Algorithm
A sequence of rules that a computer uses to complete a task or solve a mathematical problem.
Learn more: Data science and AI glossary | The Alan Turing Institute
Author
The OED defines an author as - an inventor, founder, or constructor (of something); a creator (cf. sense II.4c). The identity of the author is important for intellectual property and copyright Law. With AI generated work there are a number of complex issues related to this.
Learn more: Authorship in artificial intelligence-generated works
Bias
is about underlying preference leading to a distortion of facts. Bias in AI models refers to output errors caused by skewed training data or by algorithms selecting irrelevant or misleading data traits over meaningful patterns. Such bias can cause models to produce inaccurate, offensive, or misleading predictions.
Big data
A wide-ranging field of research that deals with large datasets. The field has grown rapidly over the past couple of decades as computer systems became capable of storing and analysing the vast amounts of data increasingly being collected about our lives and our planet. A key challenge in big data is working out how to generate useful insights from the data without inappropriately compromising the privacy of the people to whom the data relates.
Learn more: Data science and AI glossary | The Alan Turing Institute
Copyright
provides protection for any intellectual property by ensuring that it cannot be copied or altered without the permission of the copyright holder. Copyright does not need to be officially registered; the act of creating a work is enough for it to be protected.
Copyright Statement | Coventry University
Data
IBM define data as a collection of facts, numbers, words, observations or other useful information. This is used to create predictive models and map out patterns to support decision making.
Hallucinations
is the term used to describe when where large language models generate factually inaccurate or illogical answers due to the training data and architecture
Large language model, or LLM
An AI model trained on mass amounts of text data uses computer algorithms to analyse or synthesise human speech and text. The algorithms look for linguistic patterns in how sentences and paragraphs are constructed, and how the words, context and structure work together to create meaning this allows it to forecast the next most probable word and generate novel content in human-like language.
Machine learning
is a branch of artificial intelligence where it is possible to use elaborate algorithms to teach a particular machine to perform a tasks. There are different types of machine learning for including,
Deep learning: A subfield of machine learning, which uses multiple parameters to recognise complex patterns in pictures, sound and text. The process is inspired by the human brain and uses artificial neural networks to create patterns.

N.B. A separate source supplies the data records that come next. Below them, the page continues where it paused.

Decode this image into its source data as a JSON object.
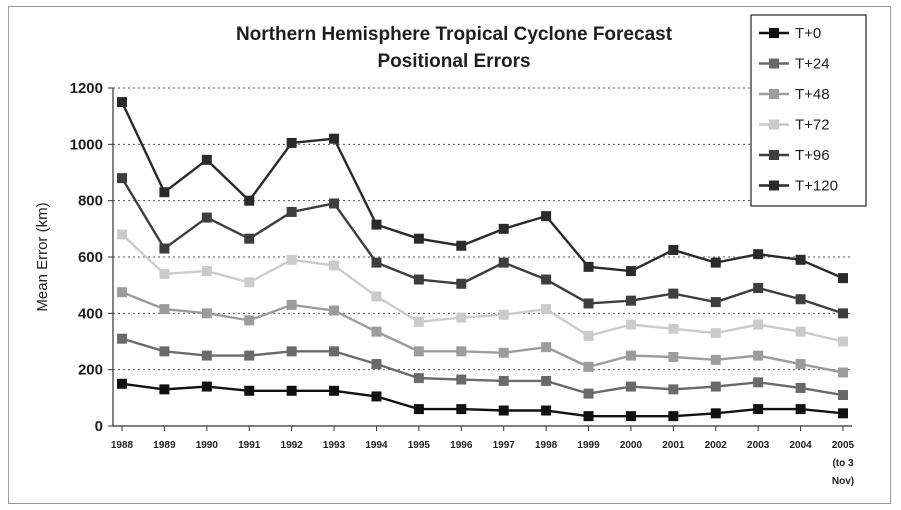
{
  "chart_data": {
    "type": "line",
    "title_lines": [
      "Northern Hemisphere Tropical Cyclone Forecast",
      "Positional Errors"
    ],
    "ylabel": "Mean Error (km)",
    "xlabel": "",
    "ylim": [
      0,
      1200
    ],
    "yticks": [
      0,
      200,
      400,
      600,
      800,
      1000,
      1200
    ],
    "grid": "horizontal dotted",
    "legend_position": "top-right",
    "categories": [
      "1988",
      "1989",
      "1990",
      "1991",
      "1992",
      "1993",
      "1994",
      "1995",
      "1996",
      "1997",
      "1998",
      "1999",
      "2000",
      "2001",
      "2002",
      "2003",
      "2004",
      "2005"
    ],
    "last_category_note": [
      "(to 3",
      "Nov)"
    ],
    "series": [
      {
        "name": "T+0",
        "color": "#111111",
        "values": [
          150,
          130,
          140,
          125,
          125,
          125,
          105,
          60,
          60,
          55,
          55,
          35,
          35,
          35,
          45,
          60,
          60,
          45
        ]
      },
      {
        "name": "T+24",
        "color": "#6a6a6a",
        "values": [
          310,
          265,
          250,
          250,
          265,
          265,
          220,
          170,
          165,
          160,
          160,
          115,
          140,
          130,
          140,
          155,
          135,
          110
        ]
      },
      {
        "name": "T+48",
        "color": "#9c9c9c",
        "values": [
          475,
          415,
          400,
          375,
          430,
          410,
          335,
          265,
          265,
          260,
          280,
          210,
          250,
          245,
          235,
          250,
          220,
          190
        ]
      },
      {
        "name": "T+72",
        "color": "#cbcbcb",
        "values": [
          680,
          540,
          550,
          510,
          590,
          570,
          460,
          370,
          385,
          395,
          415,
          320,
          360,
          345,
          330,
          360,
          335,
          300
        ]
      },
      {
        "name": "T+96",
        "color": "#3e3e3e",
        "values": [
          880,
          630,
          740,
          665,
          760,
          790,
          580,
          520,
          505,
          580,
          520,
          435,
          445,
          470,
          440,
          490,
          450,
          400
        ]
      },
      {
        "name": "T+120",
        "color": "#2a2a2a",
        "values": [
          1150,
          830,
          945,
          800,
          1005,
          1020,
          715,
          665,
          640,
          700,
          745,
          565,
          550,
          625,
          580,
          610,
          590,
          525
        ]
      }
    ]
  }
}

Diffusion: A method of machine learning that takes an existing piece of data, like a photo, and adds random noise. Diffusion models train their networks to re-engineer or recover that photo.
Natural language processing
A branch of AI that uses machine learning and deep learning to give computers the ability to understand, analyse, manipulate, and potentially generate human language, often using learning algorithms, statistical models and linguistic rules.
Neural networks
A mathematical system, that creates predictions by finding statistical patterns in data. It consists of layers of artificial neurons: The first layer receives the input data, and the last layer outputs the results, the middle layers determine what type of network it is.
For examples see The Neural Network Zoo - The Asimov Institute
Some of the most common ones are:
Convolutional neural network (CNN or ConvNet): A network architecture for deep learning that learns directly from data. CNNs are particularly useful for finding patterns in images to recognise objects, classes, and categories. They can also be quite effective for classifying audio, time-series, and signal data.
Generative adversarial networks, or GANs: A generative AI model composed of two neural networks to generate new data: a generator and a discriminator. The generator creates new content, and the discriminator checks the output against the original. This can be used to create realistic ‘deepfake’ images, which is difficult to distinguish from the data it is trained on.
Open Source Software
is software with source code that anyone can inspect, modify, and enhance.
Optimisation
in the context of mathematics, engineering, and various fields including machine learning and AI, refers to the process of finding the best solution or the most favourable outcome among a set of possible choices or configurations. The goal of optimisation is to either maximise or minimise a particular objective or criterion while adhering to a set of constraints or limitations.
Output
The ICO define AI outputs as the result generated by an artificial intelligence system after processing input data. For example:
Predictions: forecasting weather conditions or predicting stock market trends.
Recommendations: Suggesting products or content based on user preferences.
Decisions: Automated decisions in applications like loan approvals or medical diagnoses
Prompts
this is the set of instructions given to AI that define the task. Prompts that include specific details, clear boundaries and expectations generally produce better results.
Examples from Microsoft: Create effective prompts
Semi-supervised
A training approach that uses a small amount of labelled data combined with a larger amount of unlabelled data to build models.
Training data
The datasets used to help AI models learn, including text, images, code or data. What quality of this data impacts the reliability of the response.